Honey is an effective healer
The ancient Egyptians used honey as an embalming agent and treated cuts and burns with it. The Greek physician, Hippocrates, cured skin disorders with honey, and the Romans cleaned wounds with it. Even as recently as World War 1, doctors treated wounds with honey. With the advent of antibiotics, honey fell out if use for it's healing properties, but scientific research is now rediscovering honey's natural healing power.

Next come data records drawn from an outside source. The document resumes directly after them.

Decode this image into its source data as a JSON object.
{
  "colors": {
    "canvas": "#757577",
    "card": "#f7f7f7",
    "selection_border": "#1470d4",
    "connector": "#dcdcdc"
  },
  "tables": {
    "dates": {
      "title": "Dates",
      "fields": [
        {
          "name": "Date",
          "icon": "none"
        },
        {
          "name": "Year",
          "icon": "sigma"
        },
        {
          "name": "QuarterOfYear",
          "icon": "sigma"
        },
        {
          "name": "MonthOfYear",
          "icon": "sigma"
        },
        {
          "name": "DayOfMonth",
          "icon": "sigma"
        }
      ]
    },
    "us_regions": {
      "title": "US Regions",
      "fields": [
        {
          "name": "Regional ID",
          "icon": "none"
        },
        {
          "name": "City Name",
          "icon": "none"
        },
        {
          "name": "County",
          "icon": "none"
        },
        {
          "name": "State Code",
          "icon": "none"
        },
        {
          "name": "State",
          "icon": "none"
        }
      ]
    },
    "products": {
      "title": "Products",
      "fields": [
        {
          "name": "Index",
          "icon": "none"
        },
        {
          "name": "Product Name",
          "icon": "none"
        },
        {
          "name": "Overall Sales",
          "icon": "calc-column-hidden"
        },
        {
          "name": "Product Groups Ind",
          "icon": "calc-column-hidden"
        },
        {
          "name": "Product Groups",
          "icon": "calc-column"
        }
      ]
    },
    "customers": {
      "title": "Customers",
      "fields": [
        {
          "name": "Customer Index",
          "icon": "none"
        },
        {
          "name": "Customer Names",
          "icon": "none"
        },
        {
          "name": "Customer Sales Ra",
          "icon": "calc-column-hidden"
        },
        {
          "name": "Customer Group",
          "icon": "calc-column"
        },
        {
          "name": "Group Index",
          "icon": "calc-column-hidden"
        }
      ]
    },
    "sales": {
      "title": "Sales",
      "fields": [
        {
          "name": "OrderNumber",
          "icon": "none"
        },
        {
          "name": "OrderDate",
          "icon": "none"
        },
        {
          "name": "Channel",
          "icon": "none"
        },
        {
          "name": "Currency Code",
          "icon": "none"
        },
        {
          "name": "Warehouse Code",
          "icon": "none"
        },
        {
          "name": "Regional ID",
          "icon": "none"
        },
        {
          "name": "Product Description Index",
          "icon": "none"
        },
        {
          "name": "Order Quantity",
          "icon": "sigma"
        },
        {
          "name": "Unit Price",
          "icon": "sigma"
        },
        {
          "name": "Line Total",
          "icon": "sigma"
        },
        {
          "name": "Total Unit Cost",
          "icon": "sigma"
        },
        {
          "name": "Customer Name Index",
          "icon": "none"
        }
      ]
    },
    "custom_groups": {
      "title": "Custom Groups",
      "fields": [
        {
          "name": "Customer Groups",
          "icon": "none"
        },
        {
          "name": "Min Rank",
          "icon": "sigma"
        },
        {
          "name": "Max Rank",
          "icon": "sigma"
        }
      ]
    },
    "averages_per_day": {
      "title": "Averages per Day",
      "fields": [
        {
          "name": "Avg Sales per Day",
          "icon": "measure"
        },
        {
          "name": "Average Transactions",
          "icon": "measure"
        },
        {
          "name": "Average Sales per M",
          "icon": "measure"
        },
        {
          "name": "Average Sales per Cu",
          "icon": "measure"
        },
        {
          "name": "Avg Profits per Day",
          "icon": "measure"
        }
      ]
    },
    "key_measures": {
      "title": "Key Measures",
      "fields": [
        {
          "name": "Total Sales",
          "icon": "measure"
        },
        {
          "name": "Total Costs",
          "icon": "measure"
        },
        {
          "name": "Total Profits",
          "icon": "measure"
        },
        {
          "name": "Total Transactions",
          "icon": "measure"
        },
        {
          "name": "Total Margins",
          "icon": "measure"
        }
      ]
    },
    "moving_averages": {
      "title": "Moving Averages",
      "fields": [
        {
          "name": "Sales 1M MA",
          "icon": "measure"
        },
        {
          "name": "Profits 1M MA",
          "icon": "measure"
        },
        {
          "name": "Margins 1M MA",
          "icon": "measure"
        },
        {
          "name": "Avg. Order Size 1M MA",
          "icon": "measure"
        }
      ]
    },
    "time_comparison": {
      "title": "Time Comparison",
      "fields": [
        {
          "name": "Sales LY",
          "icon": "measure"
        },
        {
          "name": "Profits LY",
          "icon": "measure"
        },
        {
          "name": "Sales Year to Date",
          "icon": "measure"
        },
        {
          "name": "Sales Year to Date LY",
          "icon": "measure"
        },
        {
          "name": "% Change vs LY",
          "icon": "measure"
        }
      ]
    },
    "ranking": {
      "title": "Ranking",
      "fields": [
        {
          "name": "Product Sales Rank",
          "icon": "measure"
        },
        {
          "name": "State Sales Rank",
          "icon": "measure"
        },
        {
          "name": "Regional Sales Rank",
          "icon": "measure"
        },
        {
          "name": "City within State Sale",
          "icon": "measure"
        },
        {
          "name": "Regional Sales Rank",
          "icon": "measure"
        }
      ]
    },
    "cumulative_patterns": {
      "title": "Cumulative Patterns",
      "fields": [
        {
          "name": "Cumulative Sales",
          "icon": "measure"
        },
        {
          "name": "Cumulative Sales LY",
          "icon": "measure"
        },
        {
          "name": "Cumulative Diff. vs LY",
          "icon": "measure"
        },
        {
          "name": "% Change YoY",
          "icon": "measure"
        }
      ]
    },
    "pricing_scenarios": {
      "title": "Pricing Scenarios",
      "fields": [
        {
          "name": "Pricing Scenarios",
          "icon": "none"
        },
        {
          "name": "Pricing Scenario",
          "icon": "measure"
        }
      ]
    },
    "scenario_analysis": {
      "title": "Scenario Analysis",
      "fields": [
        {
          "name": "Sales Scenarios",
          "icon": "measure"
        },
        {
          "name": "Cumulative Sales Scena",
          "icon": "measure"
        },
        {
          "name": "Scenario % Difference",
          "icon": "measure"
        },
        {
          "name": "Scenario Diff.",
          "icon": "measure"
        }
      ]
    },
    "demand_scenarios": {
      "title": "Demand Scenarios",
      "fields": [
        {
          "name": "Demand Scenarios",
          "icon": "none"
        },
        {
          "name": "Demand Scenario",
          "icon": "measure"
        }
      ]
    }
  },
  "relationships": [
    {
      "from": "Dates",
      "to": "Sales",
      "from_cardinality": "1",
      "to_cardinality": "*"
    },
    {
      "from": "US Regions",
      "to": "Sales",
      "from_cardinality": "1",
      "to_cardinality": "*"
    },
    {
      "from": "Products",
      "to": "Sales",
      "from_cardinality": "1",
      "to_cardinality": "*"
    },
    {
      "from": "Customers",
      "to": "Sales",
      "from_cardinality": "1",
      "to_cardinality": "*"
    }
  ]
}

Because of it's high sugar, low protein composition, honey acts as a natural "antimicrobial" that limits the growth of bacteria by cutting off the supply of water and nitrogen. When honey is applied to a wound, it is diluted with fluids from the damaged tissue and combines with an enzyme added by the honey bee to form Hydrogen peroxide, the same disinfectant found in pharmacies. The naturally occurring hydrogen peroxide promotes healing and reduces scarring as it is slowly released into the wound.
Honey 1 - Superbugs 0
Researchers in New Zealand have found that honey actually killed a number of highly contagious antibiotic resistant viruses ("superbugs") such as multiple resistant staphylococcus aureus (MRSA) and vancomycin-resistant enterococci (VRE). The team showed that, "honey killed 100 different strains of methicillin-resistant MRSA..."
While this looks extremely promising for New Zealand scientists, healthcare and hospital workers, the New Zealand team has not yet identified the powerful antimicrobial agent they believe to be in honey.